- Problem z minięciem się dwóch osób w miejscu chodnika mają zarówno osoby starsze podróżujące pieszo do centrum rehabilitacji, jak i matki z dziećmi w wózkach idące do parku, na pocztę czy też do kawiarni. Rowerzyści mają ten sam problem, nie mogąc wyminąć się z innymi pieszymi, bądź z wózkami dziecięcymi - relacjonuje jeden z mieszkańców.
- Trakt ten jest coraz częściej uczęszczany ze względu na rosnącą liczbę zabudowań, a także na powstałe niedawno w tym rejonie Muzeum Fotografii, a także mieszczącą się w nim restaurację, nie wspominając o obiekcie sportowym zlokalizowanym tuż obok - dodaje.
Chodzi o sytuację na ul. Królowej Jadwigi, pomiędzy ul. Zygmunta Robla a ul. Pod Sikornikiem.

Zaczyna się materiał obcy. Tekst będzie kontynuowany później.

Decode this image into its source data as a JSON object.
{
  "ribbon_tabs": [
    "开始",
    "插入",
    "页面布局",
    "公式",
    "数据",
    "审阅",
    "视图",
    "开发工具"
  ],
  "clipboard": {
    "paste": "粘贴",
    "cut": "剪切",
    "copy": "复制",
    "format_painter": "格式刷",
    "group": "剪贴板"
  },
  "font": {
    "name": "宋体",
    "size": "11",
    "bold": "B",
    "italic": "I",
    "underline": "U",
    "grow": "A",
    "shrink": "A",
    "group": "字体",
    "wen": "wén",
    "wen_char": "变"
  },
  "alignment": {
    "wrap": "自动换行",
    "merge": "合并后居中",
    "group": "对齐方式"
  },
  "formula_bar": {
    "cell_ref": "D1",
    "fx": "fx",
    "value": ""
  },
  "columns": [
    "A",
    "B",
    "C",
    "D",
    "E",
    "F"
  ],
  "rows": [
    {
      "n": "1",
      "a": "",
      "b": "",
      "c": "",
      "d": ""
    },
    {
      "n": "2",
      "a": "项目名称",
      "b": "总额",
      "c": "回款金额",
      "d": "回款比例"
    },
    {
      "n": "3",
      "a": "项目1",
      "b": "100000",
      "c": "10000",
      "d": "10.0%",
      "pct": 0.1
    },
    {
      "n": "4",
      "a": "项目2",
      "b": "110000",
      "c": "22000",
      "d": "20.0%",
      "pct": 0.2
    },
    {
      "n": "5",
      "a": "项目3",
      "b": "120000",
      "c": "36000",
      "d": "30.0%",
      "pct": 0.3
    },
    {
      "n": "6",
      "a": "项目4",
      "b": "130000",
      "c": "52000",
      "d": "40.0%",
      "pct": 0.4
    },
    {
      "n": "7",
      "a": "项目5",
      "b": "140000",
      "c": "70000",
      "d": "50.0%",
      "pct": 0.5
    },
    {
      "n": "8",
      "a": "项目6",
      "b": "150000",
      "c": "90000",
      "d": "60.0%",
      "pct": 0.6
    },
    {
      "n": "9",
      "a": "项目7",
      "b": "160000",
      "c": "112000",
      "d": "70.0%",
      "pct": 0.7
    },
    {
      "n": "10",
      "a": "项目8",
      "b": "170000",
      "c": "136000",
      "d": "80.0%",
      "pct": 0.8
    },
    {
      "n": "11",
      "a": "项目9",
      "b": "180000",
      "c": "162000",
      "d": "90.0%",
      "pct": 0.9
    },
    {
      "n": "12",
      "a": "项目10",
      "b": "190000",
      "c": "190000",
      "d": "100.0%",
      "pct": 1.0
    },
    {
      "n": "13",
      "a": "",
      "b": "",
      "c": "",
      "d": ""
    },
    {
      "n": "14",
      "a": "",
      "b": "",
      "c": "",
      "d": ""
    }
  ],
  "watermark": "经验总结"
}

- Na całej ulicy Królowej Jadwigi zakaz parkowania rozwiązuje się poprzez pionowy znak zakazu - straż miejska bardzo skutecznie sobie z tym radzi. Nie wiedzieć więc czemu na wysokości jednej posesji postawiono donice, które przeszkadzają każdemu. Dlaczego brakuje tam chodnika? Można byłoby tymczasowo wylać chociaż asfalt, jak zrobiono nieopodal przy Muzeum Fotografii, lub teren wysypać kamieniem. A tu postawiono stare, betonowe donice z odzysku. Na chodniku... Przepraszam, w miejscu gdzie powinien być chodnik - komentuje mieszkaniec.